Ama şu anda Levi'nin bu konuda yapabileceği hiçbir şey yoktu.
"Bize söylemeliydin..." diyebildi en sonunda.
"Seni endişelendirmek istemedim..." Dedi Erwin yumuşak bir sesle sonra da ekledi. "...ya da Hange'yi."
"Pekala. Artık hepsi bitti. Önemli olanda bu." dedi Zackly birdenbire. "Kaçak silahlara el konuldu ve Reiss ailesi Almanya'ya kaçtı, şimdilik bu kadar. Bugün bizi buraya getiren şeye geçeceğiz."
"Doğru." dedi Pixis. "Siyaseti siyasetçilere bırakın. Savaş hakkında konuşmak için buradayız."
"Dediğim gibi." diye devam etti Erwin, "Son zamanlarda birliklerimiz arttı. Bu da komutan rütbesi için daha fazla insana ihtiyacımız olduğu anlamına geliyor."
Hange öne atıldı. "Birdenbire kimseyi kaptan veya komutan olarak adlandıramazsınız. İtibar kazanmak ve saygı oluşturmak zaman alır. Bunu herkesten çok sen bilmelisin. Tüm bu yeni rütbelerin birdenbire ortaya çıkmasıyla zaten yeterince isyan oldu."
"Kesinlikle Hange. Bu yüzden filo lideri olarak görevi devralabileceğini umuyordum."
"Ne?" Hange oturduğu yerden fırladı. "Ama Erwin... Yani komutanım! Bu mümkün değil..."

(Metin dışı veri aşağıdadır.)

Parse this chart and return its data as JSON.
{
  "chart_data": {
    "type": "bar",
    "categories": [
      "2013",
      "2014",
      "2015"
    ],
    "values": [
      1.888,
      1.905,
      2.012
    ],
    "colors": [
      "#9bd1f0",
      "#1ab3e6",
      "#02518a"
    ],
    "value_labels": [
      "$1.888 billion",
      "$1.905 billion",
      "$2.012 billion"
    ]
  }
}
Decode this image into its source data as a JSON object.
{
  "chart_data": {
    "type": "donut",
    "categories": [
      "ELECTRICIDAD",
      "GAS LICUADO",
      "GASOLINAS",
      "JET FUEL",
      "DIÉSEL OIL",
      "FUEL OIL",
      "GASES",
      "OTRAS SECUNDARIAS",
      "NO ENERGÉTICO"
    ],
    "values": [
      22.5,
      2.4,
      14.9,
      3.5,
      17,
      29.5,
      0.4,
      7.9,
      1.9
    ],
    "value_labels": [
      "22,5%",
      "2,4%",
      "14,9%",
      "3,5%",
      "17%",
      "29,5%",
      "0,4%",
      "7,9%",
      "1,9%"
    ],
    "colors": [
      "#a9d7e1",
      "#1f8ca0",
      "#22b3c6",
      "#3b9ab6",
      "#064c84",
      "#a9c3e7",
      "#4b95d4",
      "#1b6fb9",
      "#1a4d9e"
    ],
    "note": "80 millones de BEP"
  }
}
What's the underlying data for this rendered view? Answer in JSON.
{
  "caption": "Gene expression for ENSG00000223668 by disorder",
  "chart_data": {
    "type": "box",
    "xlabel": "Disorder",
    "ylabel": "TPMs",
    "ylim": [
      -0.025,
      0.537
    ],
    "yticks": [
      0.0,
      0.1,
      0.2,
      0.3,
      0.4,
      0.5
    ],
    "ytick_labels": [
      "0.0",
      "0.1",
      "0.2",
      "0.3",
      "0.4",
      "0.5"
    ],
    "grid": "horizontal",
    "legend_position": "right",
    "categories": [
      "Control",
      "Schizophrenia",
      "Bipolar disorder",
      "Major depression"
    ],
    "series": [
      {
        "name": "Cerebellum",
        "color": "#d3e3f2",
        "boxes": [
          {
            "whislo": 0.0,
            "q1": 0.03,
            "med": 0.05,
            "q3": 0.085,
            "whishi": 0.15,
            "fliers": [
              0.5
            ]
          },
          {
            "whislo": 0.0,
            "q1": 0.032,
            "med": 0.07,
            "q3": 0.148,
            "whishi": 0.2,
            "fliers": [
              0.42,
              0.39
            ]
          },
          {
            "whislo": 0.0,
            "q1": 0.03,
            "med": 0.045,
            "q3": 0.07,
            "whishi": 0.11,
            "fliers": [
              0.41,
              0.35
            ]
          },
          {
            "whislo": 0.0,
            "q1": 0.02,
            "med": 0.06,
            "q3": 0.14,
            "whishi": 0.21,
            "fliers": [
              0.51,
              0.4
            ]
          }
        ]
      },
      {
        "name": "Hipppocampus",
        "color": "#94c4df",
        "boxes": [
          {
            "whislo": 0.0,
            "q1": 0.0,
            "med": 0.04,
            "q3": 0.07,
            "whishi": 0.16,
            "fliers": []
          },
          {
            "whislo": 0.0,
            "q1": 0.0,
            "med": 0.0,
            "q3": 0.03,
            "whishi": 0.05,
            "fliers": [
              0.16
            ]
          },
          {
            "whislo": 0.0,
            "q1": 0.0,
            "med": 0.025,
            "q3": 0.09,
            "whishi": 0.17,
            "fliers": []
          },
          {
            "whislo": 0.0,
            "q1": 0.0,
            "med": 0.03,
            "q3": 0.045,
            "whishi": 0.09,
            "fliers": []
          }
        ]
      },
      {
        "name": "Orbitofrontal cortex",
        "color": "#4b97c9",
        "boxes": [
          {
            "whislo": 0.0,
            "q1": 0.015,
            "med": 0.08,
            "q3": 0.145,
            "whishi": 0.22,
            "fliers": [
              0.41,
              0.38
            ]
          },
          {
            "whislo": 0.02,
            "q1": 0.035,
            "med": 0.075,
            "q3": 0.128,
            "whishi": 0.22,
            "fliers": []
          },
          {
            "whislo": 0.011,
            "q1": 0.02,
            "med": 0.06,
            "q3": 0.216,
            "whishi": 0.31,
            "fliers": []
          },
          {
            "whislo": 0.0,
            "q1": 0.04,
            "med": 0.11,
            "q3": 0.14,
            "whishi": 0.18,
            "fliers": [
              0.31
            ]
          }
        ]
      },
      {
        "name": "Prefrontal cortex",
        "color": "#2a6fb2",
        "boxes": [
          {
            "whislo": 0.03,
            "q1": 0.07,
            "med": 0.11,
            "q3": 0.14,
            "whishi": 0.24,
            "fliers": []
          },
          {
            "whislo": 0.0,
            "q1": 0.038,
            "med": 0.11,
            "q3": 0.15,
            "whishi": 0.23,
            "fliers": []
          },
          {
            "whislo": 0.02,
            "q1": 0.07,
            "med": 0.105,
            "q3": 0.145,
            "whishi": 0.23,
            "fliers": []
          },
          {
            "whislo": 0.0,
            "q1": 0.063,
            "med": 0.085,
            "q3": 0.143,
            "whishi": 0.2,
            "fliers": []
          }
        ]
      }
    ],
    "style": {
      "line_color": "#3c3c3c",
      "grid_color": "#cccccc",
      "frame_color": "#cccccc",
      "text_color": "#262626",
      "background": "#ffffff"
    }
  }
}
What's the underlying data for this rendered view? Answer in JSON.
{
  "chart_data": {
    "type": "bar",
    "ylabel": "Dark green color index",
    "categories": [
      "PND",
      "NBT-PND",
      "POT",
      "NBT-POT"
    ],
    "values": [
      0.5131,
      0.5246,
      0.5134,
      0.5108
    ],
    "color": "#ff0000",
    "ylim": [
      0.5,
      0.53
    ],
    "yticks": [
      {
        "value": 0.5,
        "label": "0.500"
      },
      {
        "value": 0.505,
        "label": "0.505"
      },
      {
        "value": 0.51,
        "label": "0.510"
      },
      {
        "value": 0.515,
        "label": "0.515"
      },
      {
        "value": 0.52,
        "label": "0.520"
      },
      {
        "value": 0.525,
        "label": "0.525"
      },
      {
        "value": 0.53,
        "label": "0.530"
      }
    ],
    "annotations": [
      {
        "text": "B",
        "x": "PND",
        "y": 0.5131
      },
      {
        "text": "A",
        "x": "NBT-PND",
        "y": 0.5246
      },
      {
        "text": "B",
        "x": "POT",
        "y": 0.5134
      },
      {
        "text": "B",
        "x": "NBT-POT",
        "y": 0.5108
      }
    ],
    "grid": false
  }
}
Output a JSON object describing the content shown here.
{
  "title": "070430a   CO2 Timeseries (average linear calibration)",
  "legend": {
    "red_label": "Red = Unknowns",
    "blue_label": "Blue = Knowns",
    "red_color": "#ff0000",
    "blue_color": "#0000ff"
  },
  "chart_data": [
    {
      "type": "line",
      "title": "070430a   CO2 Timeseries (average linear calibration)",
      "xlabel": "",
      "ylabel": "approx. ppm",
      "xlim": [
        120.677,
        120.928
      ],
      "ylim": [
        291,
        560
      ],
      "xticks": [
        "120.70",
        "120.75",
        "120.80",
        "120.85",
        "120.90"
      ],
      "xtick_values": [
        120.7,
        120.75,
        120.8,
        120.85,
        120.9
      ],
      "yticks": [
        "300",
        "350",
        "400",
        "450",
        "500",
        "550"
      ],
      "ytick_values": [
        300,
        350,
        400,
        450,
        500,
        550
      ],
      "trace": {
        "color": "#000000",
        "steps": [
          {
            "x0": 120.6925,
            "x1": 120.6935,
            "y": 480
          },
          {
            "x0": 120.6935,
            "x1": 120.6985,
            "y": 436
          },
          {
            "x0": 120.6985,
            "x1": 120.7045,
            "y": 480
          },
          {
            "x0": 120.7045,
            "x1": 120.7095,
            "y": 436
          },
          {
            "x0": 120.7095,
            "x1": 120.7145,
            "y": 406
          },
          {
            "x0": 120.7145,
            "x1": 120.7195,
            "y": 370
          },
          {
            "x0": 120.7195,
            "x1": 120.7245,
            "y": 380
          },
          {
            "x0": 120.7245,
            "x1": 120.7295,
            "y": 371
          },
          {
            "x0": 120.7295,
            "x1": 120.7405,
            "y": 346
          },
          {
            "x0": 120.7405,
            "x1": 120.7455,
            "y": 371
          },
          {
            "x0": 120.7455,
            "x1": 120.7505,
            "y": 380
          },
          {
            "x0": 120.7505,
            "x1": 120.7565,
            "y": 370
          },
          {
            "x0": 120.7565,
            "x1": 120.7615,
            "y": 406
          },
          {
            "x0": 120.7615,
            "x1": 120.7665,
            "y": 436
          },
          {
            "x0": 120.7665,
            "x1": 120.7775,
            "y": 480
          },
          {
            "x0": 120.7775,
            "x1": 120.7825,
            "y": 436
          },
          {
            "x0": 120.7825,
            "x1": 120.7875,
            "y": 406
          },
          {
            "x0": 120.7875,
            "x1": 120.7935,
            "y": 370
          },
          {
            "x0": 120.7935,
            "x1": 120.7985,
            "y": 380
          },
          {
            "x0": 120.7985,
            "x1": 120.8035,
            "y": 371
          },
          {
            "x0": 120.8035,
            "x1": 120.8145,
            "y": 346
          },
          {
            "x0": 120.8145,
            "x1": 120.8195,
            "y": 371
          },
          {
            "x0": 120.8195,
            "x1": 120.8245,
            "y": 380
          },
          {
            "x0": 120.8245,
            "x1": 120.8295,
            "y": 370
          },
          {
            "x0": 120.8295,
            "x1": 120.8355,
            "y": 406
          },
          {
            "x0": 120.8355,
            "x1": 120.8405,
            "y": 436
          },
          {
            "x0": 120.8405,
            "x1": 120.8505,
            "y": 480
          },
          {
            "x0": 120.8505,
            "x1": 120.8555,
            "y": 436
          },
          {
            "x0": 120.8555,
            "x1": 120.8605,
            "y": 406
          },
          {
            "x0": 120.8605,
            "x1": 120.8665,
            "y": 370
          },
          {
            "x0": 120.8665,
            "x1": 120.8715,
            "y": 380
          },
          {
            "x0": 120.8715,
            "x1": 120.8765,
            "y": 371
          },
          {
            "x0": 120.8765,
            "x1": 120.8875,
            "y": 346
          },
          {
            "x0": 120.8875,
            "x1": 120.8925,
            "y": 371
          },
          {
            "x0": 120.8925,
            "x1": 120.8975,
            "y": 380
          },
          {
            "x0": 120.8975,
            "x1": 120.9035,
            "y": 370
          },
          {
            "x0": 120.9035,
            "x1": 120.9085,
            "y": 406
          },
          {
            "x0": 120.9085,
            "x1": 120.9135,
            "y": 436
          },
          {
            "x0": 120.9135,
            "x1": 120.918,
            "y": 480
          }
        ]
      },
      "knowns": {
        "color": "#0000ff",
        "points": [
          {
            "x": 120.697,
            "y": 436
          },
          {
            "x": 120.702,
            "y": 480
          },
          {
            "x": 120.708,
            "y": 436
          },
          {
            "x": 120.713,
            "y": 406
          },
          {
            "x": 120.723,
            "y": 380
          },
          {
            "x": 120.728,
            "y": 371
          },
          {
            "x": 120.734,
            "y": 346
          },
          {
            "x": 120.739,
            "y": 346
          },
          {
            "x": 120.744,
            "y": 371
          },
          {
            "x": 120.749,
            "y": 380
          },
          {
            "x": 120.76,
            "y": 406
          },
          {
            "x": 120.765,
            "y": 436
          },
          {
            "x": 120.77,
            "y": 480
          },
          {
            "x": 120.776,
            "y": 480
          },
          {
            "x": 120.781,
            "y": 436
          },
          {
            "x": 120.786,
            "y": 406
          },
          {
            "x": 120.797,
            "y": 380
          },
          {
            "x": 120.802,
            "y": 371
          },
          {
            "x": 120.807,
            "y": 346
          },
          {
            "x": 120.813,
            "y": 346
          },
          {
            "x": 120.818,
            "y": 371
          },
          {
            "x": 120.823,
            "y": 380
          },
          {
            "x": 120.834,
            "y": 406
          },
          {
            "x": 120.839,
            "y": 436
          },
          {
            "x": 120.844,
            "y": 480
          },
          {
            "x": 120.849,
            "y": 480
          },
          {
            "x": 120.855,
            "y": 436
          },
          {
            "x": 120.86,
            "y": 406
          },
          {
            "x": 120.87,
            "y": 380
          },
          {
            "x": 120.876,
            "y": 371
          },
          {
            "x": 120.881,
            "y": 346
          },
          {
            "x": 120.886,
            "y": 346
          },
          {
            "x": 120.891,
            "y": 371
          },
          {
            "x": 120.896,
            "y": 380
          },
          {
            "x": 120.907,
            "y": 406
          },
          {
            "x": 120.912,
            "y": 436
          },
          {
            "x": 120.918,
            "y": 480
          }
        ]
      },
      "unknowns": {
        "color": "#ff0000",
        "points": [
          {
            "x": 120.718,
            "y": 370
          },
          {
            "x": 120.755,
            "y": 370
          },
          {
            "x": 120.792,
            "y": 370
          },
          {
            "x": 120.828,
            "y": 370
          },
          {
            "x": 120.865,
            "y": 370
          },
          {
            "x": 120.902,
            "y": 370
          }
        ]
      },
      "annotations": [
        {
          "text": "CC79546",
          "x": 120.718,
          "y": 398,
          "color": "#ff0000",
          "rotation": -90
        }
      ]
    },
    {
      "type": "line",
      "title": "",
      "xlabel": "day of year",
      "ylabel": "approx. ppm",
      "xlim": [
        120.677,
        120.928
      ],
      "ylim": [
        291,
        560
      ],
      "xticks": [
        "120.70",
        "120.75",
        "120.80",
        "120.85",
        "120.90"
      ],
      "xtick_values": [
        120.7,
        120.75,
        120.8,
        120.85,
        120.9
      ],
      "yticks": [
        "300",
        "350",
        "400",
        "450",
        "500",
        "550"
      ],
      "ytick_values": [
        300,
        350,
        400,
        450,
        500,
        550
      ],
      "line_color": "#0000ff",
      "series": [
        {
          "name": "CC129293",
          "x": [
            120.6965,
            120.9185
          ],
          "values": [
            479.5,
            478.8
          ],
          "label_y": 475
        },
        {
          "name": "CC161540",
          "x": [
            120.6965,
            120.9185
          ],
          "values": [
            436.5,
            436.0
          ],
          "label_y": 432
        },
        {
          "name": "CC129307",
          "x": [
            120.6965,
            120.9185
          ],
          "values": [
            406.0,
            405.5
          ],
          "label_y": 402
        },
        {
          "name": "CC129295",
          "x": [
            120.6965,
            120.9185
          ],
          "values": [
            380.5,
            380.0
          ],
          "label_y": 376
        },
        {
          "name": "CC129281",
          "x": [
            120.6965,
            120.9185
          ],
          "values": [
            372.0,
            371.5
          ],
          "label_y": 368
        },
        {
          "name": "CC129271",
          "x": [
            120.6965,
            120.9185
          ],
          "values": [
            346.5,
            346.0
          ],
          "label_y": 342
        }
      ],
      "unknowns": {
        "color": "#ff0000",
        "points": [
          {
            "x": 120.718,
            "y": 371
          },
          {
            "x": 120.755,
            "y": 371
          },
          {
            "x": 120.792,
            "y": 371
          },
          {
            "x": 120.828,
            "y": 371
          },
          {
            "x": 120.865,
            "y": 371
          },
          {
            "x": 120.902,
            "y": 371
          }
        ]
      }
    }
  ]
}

"Hendekleri kazmaya başlamak için birkaç gün içinde Somme'ye gidiyoruz." Erwin onu duymuyormuş gibi devam etti. "Fransızlar Verdun cephesinde kaybediyor. Bu yüzden Almanları geri çekilmeye zorlamak için Somme boyunca ilerleyeceğiz."
"Yani temelde bizim bir tuzak olmamızı istediğini söylüyorsun." dedi Levi gözlerini kısarak.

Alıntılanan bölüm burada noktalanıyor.